Abstract

This essay forms part of a special online issue of modernism/modernity focusing on methods of reading the magazine, using the case study of Canada's Western Home Monthly. It focuses on the way in which national, aesthetic, and sexual politics shape and exclude certain figures and stories from literary history, on the one hand; and on the opportunities afforded by studying magazines for revising traditional understandings of national literary history, and literary modernity, on the other. Once sidelined as merely commercial artefacts, magazines were long considered enemies of women and literary culture, both of which they promiscuously courted and entangled. More recent scholarship of magazines—beginning with important work of Margaret Beetham on Victorian periodials, and extending into the Modernist Journals Project, which inspired the Canadian equivalent Modern Magazines Project (out of which this essay cluster arises)—have highlighted their value in assisting scholars to understand what was widely read in its own time and place, in ways that force serious reconsiderations of the literary past.
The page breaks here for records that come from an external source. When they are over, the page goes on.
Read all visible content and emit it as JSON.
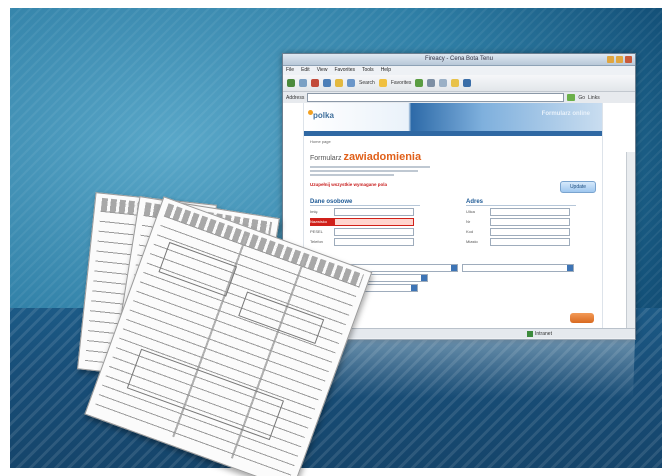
{
  "browser": {
    "window_title": "Fireacy - Cena Bota Tenu",
    "menu_items": [
      "File",
      "Edit",
      "View",
      "Favorites",
      "Tools",
      "Help"
    ],
    "toolbar": {
      "search_label": "Search",
      "favorites_label": "Favorites"
    },
    "address_label": "Address",
    "go_label": "Go",
    "links_label": "Links",
    "status_text": "Intranet"
  },
  "site": {
    "logo_text": "polka",
    "banner_text": "Formularz online",
    "breadcrumb": "Home page",
    "headline_prefix": "Formularz",
    "headline_highlight": "zawiadomienia",
    "alert_text": "Uzupełnij wszystkie wymagane pola",
    "update_button": "Update",
    "left_section_title": "Dane osobowe",
    "right_section_title": "Adres",
    "left_fields": [
      "Imię",
      "Nazwisko",
      "PESEL",
      "Telefon"
    ],
    "right_fields": [
      "Ulica",
      "Nr",
      "Kod",
      "Miasto"
    ]
  },
  "colors": {
    "background": "#2f7fa6",
    "accent_orange": "#e0601a",
    "error_red": "#d0201a",
    "link_blue": "#1e5a96"
  }
}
As Anne Ardis has observed, these reconsiderations have have important implications for understandings of literary modernism, more wedded as it typically is to the logics of cultural scarcity, and for broader understandings of literary modernity, including literary feminism. This essay is self-reflexive methods-based reading of one full year of this monthly periodical, October 1931-October 1932, which raises issues about how its stories featuring the Modern Girl (more typically known as the Flapper), challenge established understandings of literary, cultural, and feminist history of Canada.